BTW, Rob: you can get a direct measure for the viscosity by running a slow gradient from water to IPA and measuring the backpressure. I have used this technique for measuring the viscosity of solvent mixtures. Works like a charm and is faster than trying to find unusual things in textbooks. You take the pressure in water as the viscosity of water under the circumstances (around 1 cP, depending on the temperature) and you are calibrated. The ratio of the measured pressure to the pressure in water is proportional to the viscosity of the mixture inside the column. If you want to be really picky, you can do step gradients...

I have done the experiment that Ewe describes. The file is attached. It does indeed demonstrate the differences in pressure that result from using other modifiers.

The other interesting feature is the fact that water organic mixtures have higher viscosity that water alone. And the maximum viscosity appears at a different composition for each solvent.

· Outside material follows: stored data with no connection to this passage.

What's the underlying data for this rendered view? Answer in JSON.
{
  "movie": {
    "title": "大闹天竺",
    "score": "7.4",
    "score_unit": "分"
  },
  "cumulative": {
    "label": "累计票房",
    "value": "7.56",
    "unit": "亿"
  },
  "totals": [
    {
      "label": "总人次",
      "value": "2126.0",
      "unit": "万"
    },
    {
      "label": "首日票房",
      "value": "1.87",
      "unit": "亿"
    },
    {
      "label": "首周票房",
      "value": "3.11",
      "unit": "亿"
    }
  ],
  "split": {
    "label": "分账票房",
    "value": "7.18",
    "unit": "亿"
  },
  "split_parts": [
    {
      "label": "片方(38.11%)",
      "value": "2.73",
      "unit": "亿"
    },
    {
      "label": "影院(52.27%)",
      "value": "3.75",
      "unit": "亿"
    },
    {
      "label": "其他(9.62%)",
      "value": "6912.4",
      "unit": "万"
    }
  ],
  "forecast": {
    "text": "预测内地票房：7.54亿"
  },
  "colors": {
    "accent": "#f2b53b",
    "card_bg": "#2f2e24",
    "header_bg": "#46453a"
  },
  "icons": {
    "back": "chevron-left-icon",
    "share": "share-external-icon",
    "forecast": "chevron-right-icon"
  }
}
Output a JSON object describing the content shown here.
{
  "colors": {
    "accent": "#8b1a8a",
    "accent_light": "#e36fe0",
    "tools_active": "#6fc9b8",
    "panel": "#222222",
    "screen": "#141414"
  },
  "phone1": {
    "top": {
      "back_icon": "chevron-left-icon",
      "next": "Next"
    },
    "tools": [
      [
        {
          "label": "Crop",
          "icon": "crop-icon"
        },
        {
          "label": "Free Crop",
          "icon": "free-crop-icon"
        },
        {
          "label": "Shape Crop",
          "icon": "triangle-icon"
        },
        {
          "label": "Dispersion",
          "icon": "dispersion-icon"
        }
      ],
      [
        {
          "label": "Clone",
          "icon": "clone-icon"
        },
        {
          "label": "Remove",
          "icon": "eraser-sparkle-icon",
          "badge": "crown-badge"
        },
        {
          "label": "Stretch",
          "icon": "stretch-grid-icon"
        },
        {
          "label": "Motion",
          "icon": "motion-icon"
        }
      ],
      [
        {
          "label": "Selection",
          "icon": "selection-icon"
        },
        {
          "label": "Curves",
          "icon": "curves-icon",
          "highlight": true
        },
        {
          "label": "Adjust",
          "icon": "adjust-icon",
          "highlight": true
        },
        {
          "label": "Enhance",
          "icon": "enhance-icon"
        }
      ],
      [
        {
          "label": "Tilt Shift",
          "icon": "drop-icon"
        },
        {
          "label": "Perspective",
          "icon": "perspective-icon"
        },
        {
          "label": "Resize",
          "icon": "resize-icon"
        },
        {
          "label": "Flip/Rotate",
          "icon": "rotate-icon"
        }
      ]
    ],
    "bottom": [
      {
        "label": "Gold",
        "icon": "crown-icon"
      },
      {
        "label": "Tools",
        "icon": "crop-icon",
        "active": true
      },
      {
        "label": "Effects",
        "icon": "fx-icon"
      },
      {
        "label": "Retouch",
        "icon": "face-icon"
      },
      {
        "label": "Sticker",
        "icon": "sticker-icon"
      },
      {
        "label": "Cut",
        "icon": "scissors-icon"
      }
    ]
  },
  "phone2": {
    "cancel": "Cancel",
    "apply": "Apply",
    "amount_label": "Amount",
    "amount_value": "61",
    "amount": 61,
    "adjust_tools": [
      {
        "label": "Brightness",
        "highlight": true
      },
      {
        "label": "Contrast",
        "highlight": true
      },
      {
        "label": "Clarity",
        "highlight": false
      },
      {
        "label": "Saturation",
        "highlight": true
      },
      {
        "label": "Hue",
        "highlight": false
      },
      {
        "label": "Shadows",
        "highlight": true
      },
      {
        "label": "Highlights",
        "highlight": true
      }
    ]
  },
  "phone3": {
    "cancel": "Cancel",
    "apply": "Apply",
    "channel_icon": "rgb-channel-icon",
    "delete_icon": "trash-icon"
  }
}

My apologies, correct spelling is Uwe.

The Rubber Handbook ( CRC Handbook of Chemistry and Physics ) has a section entitled "Concentrative Properties of Aqueous Solutions", which has quite detailed tables, including for density, RI, viscosity and conductivity at every few % difference in concentration.

Title isn't intuitive, but hiding amongst the salts are tables for various solvents, including Ethanol, Methanol, 2-Propanol mixtures with water . Good for a quick check, even though the effect of pressure isn't covered.

Please keep having fun,

Bruce Hamilton

Years ago I also got the following plot via Waters. Same type of information (but missing IPA). Maybe the data are from the CRC Handbook.

Many thanks everyone for your informative replies - much appreciated as always.

Q/ As a general rule is iso-propanol a stronger or weaker solvent than AcN for RP-HPLC? Looking at my most recent gradient data it seems to suggest that it is stronger.

Looking at my most recent gradient data it seems to suggest that it is stronger.

That's correct

Regards

Merlin,

the older data from Waters were measured at Waters, either in my lab or in one of my colleagues labs in CRD. Only much later did I become smart enough to use the gradient technique...

Uwe:
Nice to hear there were some good people generating the plots. Even if they are old, they still do a nice job of explaining the effects. I still use this regularly.